Tuesday, January 24, 2012

Gingrich Gives Voice to GOP Resentment

Howard Schweber attributes Newt Gingrich's win in the South Carolina GOP primary to his giving voice to the resentments of the Tea Party and evangelical voters in The Huffington Post.

Gingrich and his supporters do not oppose Obama, they resent the fact of his existence. He will speak for his constituents by articulating their resentments in more strident, more combative, more articulate terms than they can themselves, which is why they find him brilliant. Ron Paul's supporters find him brilliant because he reduces the complexities of the world into easy soundbites. Gingrich does that too, but he does much more -- he tells them that their nastiest, darkest, angriest, most irrational self-indulgent justifications are 100%, absolutely right. It's a negative version of a politics of self-esteem: not that you are right to feel good about yourself, but that you are right to be resentful of everyone else.

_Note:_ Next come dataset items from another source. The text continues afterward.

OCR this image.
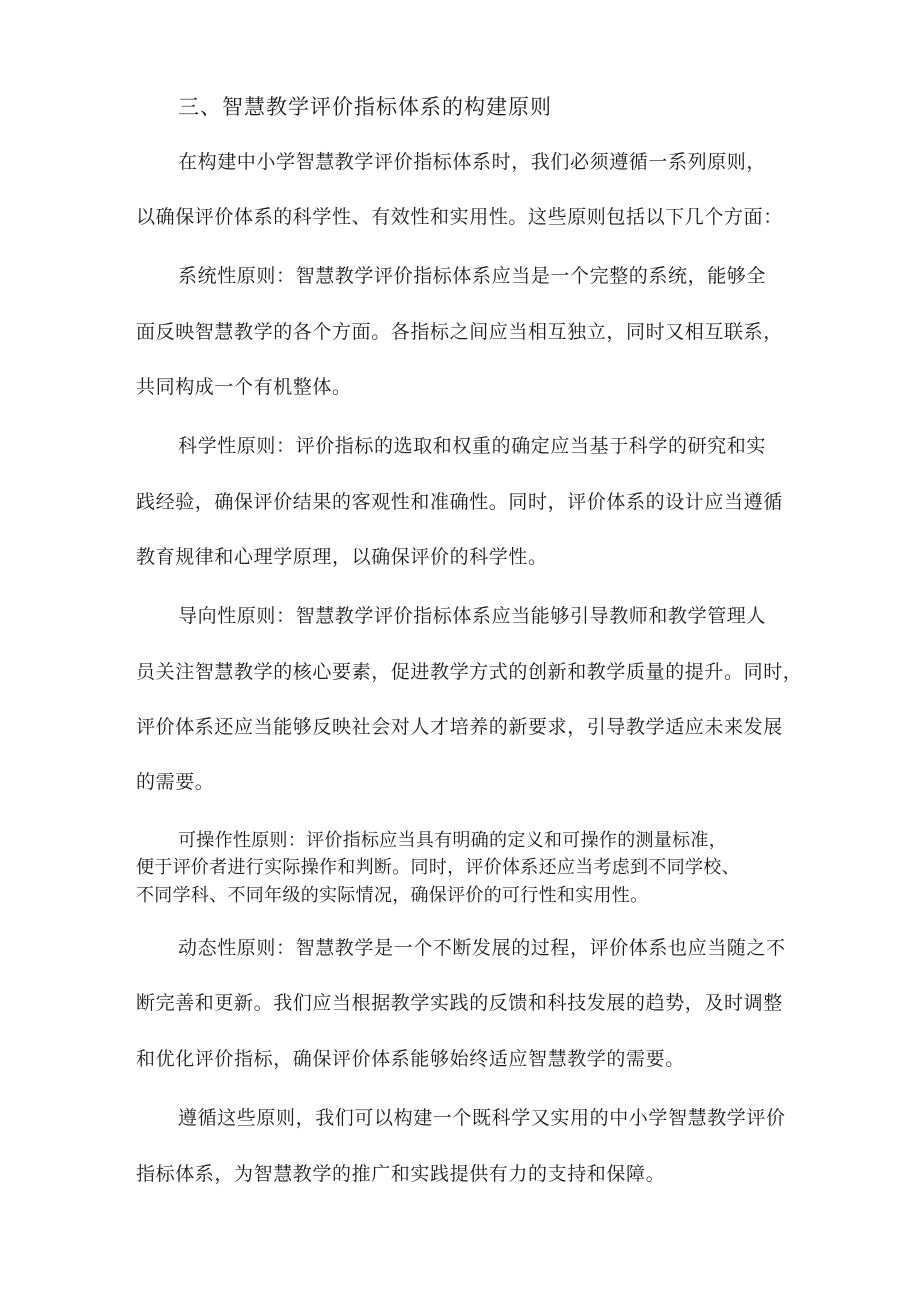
三、智慧教学评价指标体系的构建原则
在构建中小学智慧教学评价指标体系时，我们必须遵循一系列原则，
以确保评价体系的科学性、有效性和实用性。这些原则包括以下几个方面：
系统性原则：智慧教学评价指标体系应当是一个完整的系统，能够全
面反映智慧教学的各个方面。各指标之间应当相互独立，同时又相互联系，
共同构成一个有机整体。
科学性原则：评价指标的选取和权重的确定应当基于科学的研究和实
践经验，确保评价结果的客观性和准确性。同时，评价体系的设计应当遵循
教育规律和心理学原理，以确保评价的科学性。
导向性原则：智慧教学评价指标体系应当能够引导教师和教学管理人
员关注智慧教学的核心要素，促进教学方式的创新和教学质量的提升。同时，
评价体系还应当能够反映社会对人才培养的新要求，引导教学适应未来发展
的需要。
可操作性原则：评价指标应当具有明确的定义和可操作的测量标准，
便于评价者进行实际操作和判断。同时，评价体系还应当考虑到不同学校、
不同学科、不同年级的实际情况，确保评价的可行性和实用性。
动态性原则：智慧教学是一个不断发展的过程，评价体系也应当随之不
断完善和更新。我们应当根据教学实践的反馈和科技发展的趋势，及时调整
和优化评价指标，确保评价体系能够始终适应智慧教学的需要。
遵循这些原则，我们可以构建一个既科学又实用的中小学智慧教学评价
指标体系，为智慧教学的推广和实践提供有力的支持和保障。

They don't really care what Gingrich says he will do, or whether it makes sense, or even whether they would approve of his policies or benefit from them. The are filled with resentment, and Gingrich has captured that voice. Romney can't project it, nor can Santorum or Paul. Plenty of the other candidates share the good-versus-evil absolutism, the paranoid style, the willingness to say anything no matter how crazy. But only Newt, Bad Boy Newt, Nasty Newt, the Grandiose One, the Historian (the guy has too many monikers to keep track of, we'll have to hold a contest) -- only Newt has captured the key emotive element that drives the Republican core this year: resentment. The hard right core of the Republican Party is filled with resentment, and they have found just the man to let us all know about it.

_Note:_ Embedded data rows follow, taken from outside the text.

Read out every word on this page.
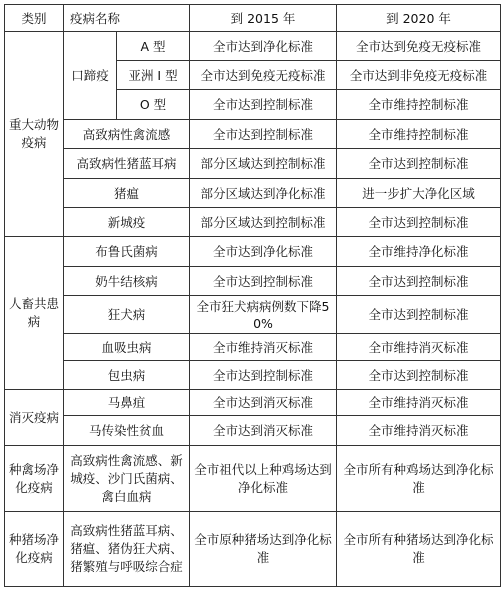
类别	疫病名称		到 2015 年	到 2020 年
重大动物疫病	口蹄疫	A 型	全市达到净化标准	全市达到免疫无疫标准
		亚洲 I 型	全市达到免疫无疫标准	全市达到非免疫无疫标准
		O 型	全市达到控制标准	全市维持控制标准
	高致病性禽流感		全市达到控制标准	全市维持控制标准
	高致病性猪蓝耳病		部分区域达到控制标准	全市达到控制标准
	猪瘟		部分区域达到净化标准	进一步扩大净化区域
	新城疫		部分区域达到控制标准	全市达到控制标准
人畜共患病	布鲁氏菌病		全市达到净化标准	全市维持净化标准
	奶牛结核病		全市达到控制标准	全市达到控制标准
	狂犬病		全市狂犬病病例数下降50%	全市达到控制标准
	血吸虫病		全市维持消灭标准	全市维持消灭标准
	包虫病		全市达到控制标准	全市达到控制标准
消灭疫病	马鼻疽		全市达到消灭标准	全市维持消灭标准
	马传染性贫血		全市达到消灭标准	全市维持消灭标准
种禽场净化疫病	高致病性禽流感、新城疫、沙门氏菌病、禽白血病		全市祖代以上种鸡场达到净化标准	全市所有种鸡场达到净化标准
种猪场净化疫病	高致病性猪蓝耳病、猪瘟、猪伪狂犬病、猪繁殖与呼吸综合症		全市原种猪场达到净化标准	全市所有种猪场达到净化标准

Andrew Sullivan makes a similar observation on The Daily Dish.

This now is the party of Palin and Gingrich, animated primarily by hatred of elites, angry at the new shape and color of America, befuddled by a suddenly more complicated world, and dedicated primarily to emotion rather than reason. That party is simply not one that can rally behind a Mitt Romney. He too knows what he has to say - hence his ludicrous invocation of Obama as some kind of alien being. But it doesn't work. He believes it - since he seems capable of genuinely believing in anything that will win him votes and power. But he doesn't have the rage to make it work. And that rage cannot be downward, as Romney's often is - toward hecklers or interviewers. It has to be upward - at vague, treasonous elites. It has to have that Poujadist touch, that soupcon of contempt, that sends shivers up the legs of the Republican faithful, reared on Limbaugh, propagandized by Fox, and coated with a shallow knowledge of a largely fictionalized past.